Accélérer les transitions : investir le récit plutôt que le raconter !

par | Juin 21, 2023 | Idée, Uncategorized | 0 commentaires

Depuis septembre 2022, le Campus des Transitions de Sciences Po Rennes à Caen a introduit un enseignement consacré à l’Écologie culturelle. À la rentrée prochaine, il accueillera une maison de l’Écologie culturelle et proposera un programme d’événements, de performances et d’ateliers tout au long de l’année.

Pionnier pour former des « transitionneurs » capables d’accompagner ou de conduire les transitions sur les territoires, le Campus se démarque par une pédagogie immersive qui investit de manière concrète les nouveaux récits écologiques.

Former notre jeunesse à s’engager n’est pas l’amener ailleurs. Nous n’avons pas besoin d’ajouter une couche supplémentaire à la cacophonie narrative. Nous croulons sous les récits, les histoires, les projections, les évasions fantasmagoriques, publicitaires ou communautaires, et nous sommes devenus aveugles à ce qui nous rassemble. Transitionner, ce n’est pas zapper d’une société à une autre, ni attendre de l’avenir un hypothétique âge d’or, mais mettre en sourdine le spéculatif, l’arbitraire, le hors-sol et apprendre au contraire à activer ce qui prend la mesure du terrestre et du vivant.

Nous avons besoin d’investir les récits habités, les pensées pratiques, les imaginaires performatifs. Nous devons raconter ce que nous vivons et vivre ce que nous racontons. Nos enseignements articulent simultanément dans des expériences écologiques les « trois A » : apprendre, aimer et agir. Quand nous amenons nos étudiants en bateau à voile pendant trois semaines de la Normandie au Danemark, ils entrent dans une connaissance contributive intime et tangible de l’environnement.
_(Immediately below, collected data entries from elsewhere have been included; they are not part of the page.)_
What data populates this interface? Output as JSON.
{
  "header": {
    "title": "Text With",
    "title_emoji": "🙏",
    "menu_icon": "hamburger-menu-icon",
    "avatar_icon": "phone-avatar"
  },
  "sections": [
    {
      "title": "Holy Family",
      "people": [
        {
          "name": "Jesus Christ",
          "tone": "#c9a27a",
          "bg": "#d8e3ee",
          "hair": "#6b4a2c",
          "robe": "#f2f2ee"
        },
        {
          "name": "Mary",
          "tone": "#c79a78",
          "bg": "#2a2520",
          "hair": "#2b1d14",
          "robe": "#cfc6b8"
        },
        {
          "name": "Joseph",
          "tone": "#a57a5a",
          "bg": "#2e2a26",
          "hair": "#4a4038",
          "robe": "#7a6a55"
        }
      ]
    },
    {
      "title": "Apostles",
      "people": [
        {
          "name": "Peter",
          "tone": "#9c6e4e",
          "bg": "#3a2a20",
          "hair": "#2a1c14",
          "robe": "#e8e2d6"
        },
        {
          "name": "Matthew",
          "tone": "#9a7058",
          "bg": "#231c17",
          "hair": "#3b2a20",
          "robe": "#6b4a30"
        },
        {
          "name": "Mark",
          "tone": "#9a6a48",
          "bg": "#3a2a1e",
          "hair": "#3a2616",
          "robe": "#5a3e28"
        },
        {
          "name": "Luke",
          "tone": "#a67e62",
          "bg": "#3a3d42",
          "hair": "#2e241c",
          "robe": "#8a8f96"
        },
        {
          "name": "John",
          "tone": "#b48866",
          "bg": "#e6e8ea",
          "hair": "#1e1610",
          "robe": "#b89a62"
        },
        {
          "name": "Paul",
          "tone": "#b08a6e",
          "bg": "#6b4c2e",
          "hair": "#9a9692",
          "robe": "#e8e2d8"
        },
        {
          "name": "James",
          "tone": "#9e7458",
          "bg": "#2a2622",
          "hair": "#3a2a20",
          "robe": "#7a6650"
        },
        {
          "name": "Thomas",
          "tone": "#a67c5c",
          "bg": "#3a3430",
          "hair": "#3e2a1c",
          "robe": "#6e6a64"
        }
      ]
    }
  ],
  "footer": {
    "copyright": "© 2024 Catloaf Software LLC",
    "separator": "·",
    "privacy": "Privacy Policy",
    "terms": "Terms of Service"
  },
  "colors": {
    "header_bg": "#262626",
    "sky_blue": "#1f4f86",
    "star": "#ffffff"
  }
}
Barrer suppose d’identifier des repères visuels (nuage, soleil couchant), de sentir le poids du vent et des vagues dans ses mains, de composer à chaque instant avec une saturation des usages (pêche, production d’énergie, tourisme, transport maritime), de comprendre en suivant la côte l’organisation des sociétés, de faire l’expérience physique de notre fragilité, de travailler en équipe. Parallèlement, chaque membre d’équipage mène à bord un projet à fort impact : ramasser des déchets pour produire des mobiliers urbains, mesurer les modifications de la composition chimique de l’eau, embarquer des low-tech dans le carré. Une école en bateau est un « fait pédagogique total » au sens où Marcel Mauss parlait de « fait social total ».

Nous pourrions mentionner d’autres outils : marches du temps profond, diagnostics en marchant, mobilisation de pratiques sportives, initiation à la permaculture. Par un engagement aussi bien corporel que mental, nous permettons à nos étudiants de retrouver des prises avec leurs milieux à travers une forme de vitalisme et de prendre en confiance une succession de décisions en lien avec des représentations simples et concrètes. Ce qui les entoure n’est ni un paysage qui tiendrait de la beauté froide, ni un amas de ressources à exploiter, mais un terreau dont la fertilisation donnera lieu à des possibles aussi durables que sous-estimés.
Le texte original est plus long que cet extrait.